In hoger beroep heeft het Uwv alsnog (dossier)onderzoek gedaan naar de belastbaarheid voor arbeid van de werknemer op 6 mei 2013. De onderzoeken van de verzekeringsarts en verzekeringsarts bezwaar en beroep zijn echter niet zorgvuldig voorbereid, nu alleen op basis van informatie over het verloop van de operatie en de revalidatieperiode tot en met
20 november 2012, aangevuld met enige informatie van de werknemer zelf, een FML is opgesteld, waarbij is uitgegaan van algemeen gebruikelijke beperkingen na plaatsing van een totale knieprothese, bij een normaal verlopen genezings- en revalidatieproces. Over de medische situatie van de werknemer op 6 mei 2013 is geen informatie vanuit de behandelend sector voorhanden, waarmee de FML een objectief medische grondslag ontbeert.
4.2.3.
Er bestaat aanleiding om met toepassing artikel 8:51d van de Algemene wet bestuursrecht het Uwv op te dragen het gebrek te herstellen. Hiertoe dient het Uwv informatie in te winnen bij de behandelend sector over de gezondheidstoestand van de werknemer op
6 mei 2013. Hierbij dient niet alleen aandacht te worden besteed aan de belastbaarheid van de knieën maar ook aan eventuele beperkingen die op 6 mei 2013 voortvloeiden uit andere aandoeningen, zoals de in 2011 vastgestelde M. Dupuytren, fors overgewicht (obesitas) en recidiverende maagklachten. Indien dit leidt tot een bijstelling van de FML dient eveneens een nadere arbeidskundige beoordeling plaats te vinden.
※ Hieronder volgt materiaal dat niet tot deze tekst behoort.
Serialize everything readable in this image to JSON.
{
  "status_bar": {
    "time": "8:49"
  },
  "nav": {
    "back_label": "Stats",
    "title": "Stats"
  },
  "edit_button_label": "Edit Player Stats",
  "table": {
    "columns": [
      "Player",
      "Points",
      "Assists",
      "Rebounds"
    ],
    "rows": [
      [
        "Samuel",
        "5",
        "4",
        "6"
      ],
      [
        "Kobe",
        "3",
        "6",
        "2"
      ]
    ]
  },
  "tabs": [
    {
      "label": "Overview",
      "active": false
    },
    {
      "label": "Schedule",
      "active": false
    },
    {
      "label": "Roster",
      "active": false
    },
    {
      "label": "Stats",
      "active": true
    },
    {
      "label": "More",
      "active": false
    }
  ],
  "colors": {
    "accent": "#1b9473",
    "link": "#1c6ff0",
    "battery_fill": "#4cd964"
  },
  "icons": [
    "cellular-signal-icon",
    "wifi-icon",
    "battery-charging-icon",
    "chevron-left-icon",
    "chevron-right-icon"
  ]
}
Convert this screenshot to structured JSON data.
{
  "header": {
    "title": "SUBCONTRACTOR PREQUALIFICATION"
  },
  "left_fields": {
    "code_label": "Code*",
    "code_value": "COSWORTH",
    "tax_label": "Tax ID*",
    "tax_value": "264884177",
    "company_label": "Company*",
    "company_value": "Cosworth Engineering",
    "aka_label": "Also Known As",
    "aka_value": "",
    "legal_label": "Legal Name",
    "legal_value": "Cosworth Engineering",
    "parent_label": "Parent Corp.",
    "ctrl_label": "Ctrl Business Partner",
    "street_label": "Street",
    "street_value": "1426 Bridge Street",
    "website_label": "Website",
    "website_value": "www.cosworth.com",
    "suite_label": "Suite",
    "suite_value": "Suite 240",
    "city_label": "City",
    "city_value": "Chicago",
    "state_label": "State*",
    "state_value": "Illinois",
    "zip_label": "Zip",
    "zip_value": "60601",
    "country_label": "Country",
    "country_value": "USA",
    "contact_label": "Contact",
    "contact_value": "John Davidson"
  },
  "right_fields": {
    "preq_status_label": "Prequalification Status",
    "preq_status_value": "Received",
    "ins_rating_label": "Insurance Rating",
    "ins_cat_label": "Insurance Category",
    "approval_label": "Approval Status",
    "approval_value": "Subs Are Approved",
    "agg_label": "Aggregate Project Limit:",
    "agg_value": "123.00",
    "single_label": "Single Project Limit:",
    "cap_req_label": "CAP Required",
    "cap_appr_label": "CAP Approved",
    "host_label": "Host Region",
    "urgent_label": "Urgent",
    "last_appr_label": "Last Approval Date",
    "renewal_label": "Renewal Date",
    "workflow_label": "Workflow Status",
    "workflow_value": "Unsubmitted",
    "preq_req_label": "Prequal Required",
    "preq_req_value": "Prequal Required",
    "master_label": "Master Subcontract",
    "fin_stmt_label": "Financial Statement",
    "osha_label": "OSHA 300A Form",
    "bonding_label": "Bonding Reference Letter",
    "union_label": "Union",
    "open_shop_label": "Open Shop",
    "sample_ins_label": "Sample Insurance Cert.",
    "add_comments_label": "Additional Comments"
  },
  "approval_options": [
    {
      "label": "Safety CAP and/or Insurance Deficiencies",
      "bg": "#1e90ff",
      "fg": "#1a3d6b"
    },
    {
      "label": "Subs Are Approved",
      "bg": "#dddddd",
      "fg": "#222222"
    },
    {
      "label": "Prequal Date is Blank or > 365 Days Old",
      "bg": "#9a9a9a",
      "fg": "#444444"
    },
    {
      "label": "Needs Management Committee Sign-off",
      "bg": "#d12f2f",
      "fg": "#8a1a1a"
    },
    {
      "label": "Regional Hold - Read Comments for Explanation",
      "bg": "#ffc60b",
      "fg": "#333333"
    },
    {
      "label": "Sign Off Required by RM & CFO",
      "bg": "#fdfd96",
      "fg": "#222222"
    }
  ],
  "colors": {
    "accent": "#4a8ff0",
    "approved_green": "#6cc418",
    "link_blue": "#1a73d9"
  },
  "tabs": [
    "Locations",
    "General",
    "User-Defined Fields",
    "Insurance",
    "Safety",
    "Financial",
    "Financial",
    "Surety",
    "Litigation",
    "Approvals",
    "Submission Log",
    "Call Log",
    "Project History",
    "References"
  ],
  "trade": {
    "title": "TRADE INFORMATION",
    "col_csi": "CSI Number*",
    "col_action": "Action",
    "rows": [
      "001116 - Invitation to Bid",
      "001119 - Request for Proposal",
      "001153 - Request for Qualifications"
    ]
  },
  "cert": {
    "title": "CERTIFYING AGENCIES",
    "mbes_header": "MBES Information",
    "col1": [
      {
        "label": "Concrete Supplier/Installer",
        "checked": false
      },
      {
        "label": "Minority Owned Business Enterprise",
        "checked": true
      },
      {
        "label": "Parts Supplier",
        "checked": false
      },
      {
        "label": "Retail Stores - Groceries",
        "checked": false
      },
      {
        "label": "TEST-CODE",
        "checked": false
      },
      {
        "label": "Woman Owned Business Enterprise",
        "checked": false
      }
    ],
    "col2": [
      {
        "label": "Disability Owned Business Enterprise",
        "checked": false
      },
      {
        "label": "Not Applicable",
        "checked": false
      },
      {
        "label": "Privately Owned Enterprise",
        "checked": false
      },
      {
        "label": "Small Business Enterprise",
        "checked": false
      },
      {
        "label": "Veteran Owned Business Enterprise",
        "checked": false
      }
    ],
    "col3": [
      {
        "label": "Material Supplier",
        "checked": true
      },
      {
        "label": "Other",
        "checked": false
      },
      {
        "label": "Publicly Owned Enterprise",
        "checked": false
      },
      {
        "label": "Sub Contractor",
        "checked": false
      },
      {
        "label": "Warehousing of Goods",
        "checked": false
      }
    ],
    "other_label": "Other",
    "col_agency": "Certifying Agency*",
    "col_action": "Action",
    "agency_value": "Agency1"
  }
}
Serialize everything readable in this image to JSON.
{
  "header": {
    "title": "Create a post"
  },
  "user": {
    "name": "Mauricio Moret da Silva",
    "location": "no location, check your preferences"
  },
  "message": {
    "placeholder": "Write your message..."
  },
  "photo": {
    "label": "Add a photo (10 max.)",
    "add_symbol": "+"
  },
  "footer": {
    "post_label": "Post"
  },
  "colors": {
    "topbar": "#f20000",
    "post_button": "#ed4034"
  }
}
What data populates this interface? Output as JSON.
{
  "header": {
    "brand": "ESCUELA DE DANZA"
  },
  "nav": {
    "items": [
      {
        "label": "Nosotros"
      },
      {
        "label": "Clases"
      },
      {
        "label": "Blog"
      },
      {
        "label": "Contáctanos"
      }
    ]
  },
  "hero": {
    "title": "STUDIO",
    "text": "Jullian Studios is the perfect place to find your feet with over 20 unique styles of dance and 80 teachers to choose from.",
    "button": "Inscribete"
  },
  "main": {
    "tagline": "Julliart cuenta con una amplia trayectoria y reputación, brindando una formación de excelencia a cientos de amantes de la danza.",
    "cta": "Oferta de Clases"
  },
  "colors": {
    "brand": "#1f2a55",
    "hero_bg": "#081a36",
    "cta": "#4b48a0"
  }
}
Vervolgens dient het Uwv te bezien of het bestreden besluit 2, met de nadere motivering, kan worden gehandhaafd, dan wel dat een nieuwe beslissing op bezwaar dient te worden genomen.

BESLISSINGEN

Hoger beroep 14/4797 WIA
De Centrale Raad van Beroep
  • vernietigt de aangevallen uitspraak 1;
  • verklaart het beroep tegen het bestreden besluit 1 gegrond en vernietigt dit besluit;
  • veroordeelt het Uwv in de proceskosten van appellante tot een bedrag van in totaal
  • bepaalt dat het Uwv het door appellante in beroep en hoger beroep betaalde griffierecht van € 811,- aan haar vergoedt.
Hoger beroep 15/7720 WIA
De Centrale Raad van Beroep draagt het Uwv op binnen zes weken na verzending van deze tussenuitspraak het gebrek in het bestreden besluit 2 te herstellen overeenkomstig hetgeen de Raad heeft overwogen.
Deze uitspraak is gedaan door I.M.J. Hilhorst-Hagen als voorzitter en R.E. Bakker en
F.M.S. Requisizione als leden, in tegenwoordigheid van I.G.A.H. Toma als griffier. De beslissing is uitgesproken in het openbaar op 1 december 2017.